Bosses from Lloyds, HSBC, Santander UK, Phoenix, Fidelity and US firm BlackRock are among members of the body, all acting in an independent advisory capacity.
The shadow chancellor said “winning the global competition” to attract investment will require “new models of collaboration between government and investors” as she chaired the council’s first meeting in the City of London.
It comes as Prime Minister Rishi Sunak hinted at business tax cuts to boost economic growth in a speech earlier on Monday before the autumn statement later this week.
The prospect of giveaways comes ahead of a general election expected next year and with the Tories seeking a boost to turn around opinion polls which have shown consistent Labour leads.
Mr Sunak has met his own pledge of halving inflation in 2023 and said any tax cuts would come off the back of that, delivered “carefully and sustainably.”

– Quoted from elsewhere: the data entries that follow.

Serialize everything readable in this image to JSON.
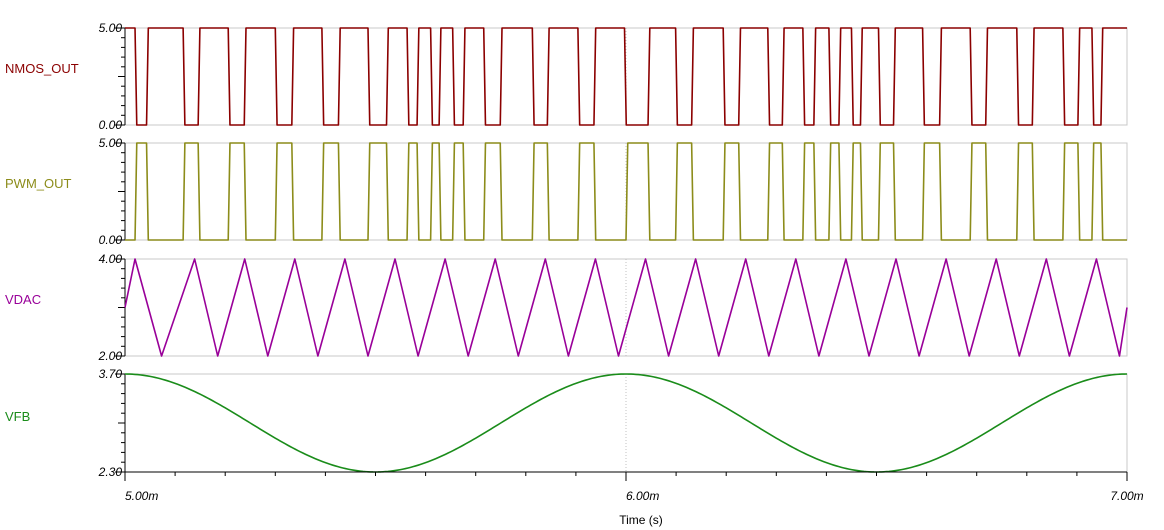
{
  "chart_data": {
    "type": "line",
    "title": "",
    "xlabel": "Time (s)",
    "x_range": [
      0.005,
      0.007
    ],
    "x_ticks": [
      {
        "value": 0.005,
        "label": "5.00m"
      },
      {
        "value": 0.006,
        "label": "6.00m"
      },
      {
        "value": 0.007,
        "label": "7.00m"
      }
    ],
    "grid": "dotted vertical line at 6.00m",
    "panels": [
      {
        "name": "NMOS_OUT",
        "color": "#8b0000",
        "ylim": [
          0,
          5
        ],
        "y_tick_labels": [
          "5.00",
          "0.00"
        ],
        "kind": "digital",
        "low": 0,
        "high": 5,
        "high_intervals": [
          [
            0.005,
            0.00502
          ],
          [
            0.005043,
            0.005116
          ],
          [
            0.005146,
            0.005206
          ],
          [
            0.005238,
            0.0053
          ],
          [
            0.005333,
            0.005393
          ],
          [
            0.005426,
            0.005485
          ],
          [
            0.005522,
            0.005563
          ],
          [
            0.005583,
            0.00561
          ],
          [
            0.005627,
            0.005654
          ],
          [
            0.005675,
            0.005716
          ],
          [
            0.005749,
            0.005813
          ],
          [
            0.005843,
            0.005904
          ],
          [
            0.005936,
            0.005997
          ],
          [
            0.006044,
            0.006099
          ],
          [
            0.006131,
            0.006194
          ],
          [
            0.006225,
            0.006283
          ],
          [
            0.006312,
            0.006353
          ],
          [
            0.006375,
            0.006405
          ],
          [
            0.006425,
            0.00645
          ],
          [
            0.006468,
            0.006504
          ],
          [
            0.006534,
            0.006592
          ],
          [
            0.006626,
            0.006687
          ],
          [
            0.006718,
            0.00678
          ],
          [
            0.006811,
            0.006872
          ],
          [
            0.006902,
            0.00693
          ],
          [
            0.006948,
            0.007
          ]
        ]
      },
      {
        "name": "PWM_OUT",
        "color": "#8c8c1a",
        "ylim": [
          0,
          5
        ],
        "y_tick_labels": [
          "5.00",
          "0.00"
        ],
        "kind": "digital",
        "low": 0,
        "high": 5,
        "high_intervals": [
          [
            0.00502,
            0.005043
          ],
          [
            0.005116,
            0.005146
          ],
          [
            0.005206,
            0.005238
          ],
          [
            0.0053,
            0.005333
          ],
          [
            0.005393,
            0.005426
          ],
          [
            0.005485,
            0.005522
          ],
          [
            0.005563,
            0.005583
          ],
          [
            0.00561,
            0.005627
          ],
          [
            0.005654,
            0.005675
          ],
          [
            0.005716,
            0.005749
          ],
          [
            0.005813,
            0.005843
          ],
          [
            0.005904,
            0.005936
          ],
          [
            0.006,
            0.006044
          ],
          [
            0.006099,
            0.006131
          ],
          [
            0.006194,
            0.006225
          ],
          [
            0.006283,
            0.006312
          ],
          [
            0.006353,
            0.006375
          ],
          [
            0.006405,
            0.006425
          ],
          [
            0.00645,
            0.006468
          ],
          [
            0.006504,
            0.006534
          ],
          [
            0.006592,
            0.006626
          ],
          [
            0.006687,
            0.006718
          ],
          [
            0.00678,
            0.006811
          ],
          [
            0.006872,
            0.006902
          ],
          [
            0.00693,
            0.006948
          ]
        ]
      },
      {
        "name": "VDAC",
        "color": "#990099",
        "ylim": [
          2,
          4
        ],
        "y_tick_labels": [
          "4.00",
          "2.00"
        ],
        "kind": "triangle",
        "x": [
          0.005,
          0.00502,
          0.005073,
          0.005139,
          0.005185,
          0.005239,
          0.005285,
          0.005339,
          0.005385,
          0.005439,
          0.005485,
          0.005539,
          0.005585,
          0.005639,
          0.005685,
          0.005739,
          0.005785,
          0.005839,
          0.005885,
          0.005939,
          0.005985,
          0.006039,
          0.006085,
          0.006139,
          0.006185,
          0.006239,
          0.006285,
          0.006339,
          0.006385,
          0.006439,
          0.006485,
          0.006539,
          0.006585,
          0.006639,
          0.006685,
          0.006739,
          0.006785,
          0.006839,
          0.006885,
          0.006939,
          0.006985,
          0.007
        ],
        "y": [
          3.0,
          4.0,
          2.0,
          4.0,
          2.0,
          4.0,
          2.0,
          4.0,
          2.0,
          4.0,
          2.0,
          4.0,
          2.0,
          4.0,
          2.0,
          4.0,
          2.0,
          4.0,
          2.0,
          4.0,
          2.0,
          4.0,
          2.0,
          4.0,
          2.0,
          4.0,
          2.0,
          4.0,
          2.0,
          4.0,
          2.0,
          4.0,
          2.0,
          4.0,
          2.0,
          4.0,
          2.0,
          4.0,
          2.0,
          4.0,
          2.0,
          3.0
        ]
      },
      {
        "name": "VFB",
        "color": "#1a8c1a",
        "ylim": [
          2.3,
          3.7
        ],
        "y_tick_labels": [
          "3.70",
          "2.30"
        ],
        "kind": "cosine",
        "offset": 3.0,
        "amplitude": 0.7,
        "period": 0.001,
        "phase_at": 0.005
      }
    ]
  }
}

Labour said the first meeting of the council had focused on “the potential for new financing mechanisms for infrastructure that can deliver viable investment models” and “how to ensure potential investors can better understand the Government’s strategic priorities for nationally significant infrastructure.”
“Under the right conditions, there are significant pools of private capital available to finance investment in critical national infrastructure, such as clean energy, transport and digital connectivity – all of which will serve to boost growth, raise productivity and create jobs,” Ms Reeves said.
“But winning the global competition to attract it will require new models of collaboration between government and investors. The creation of the new British Infrastructure Council will help to achieve that.”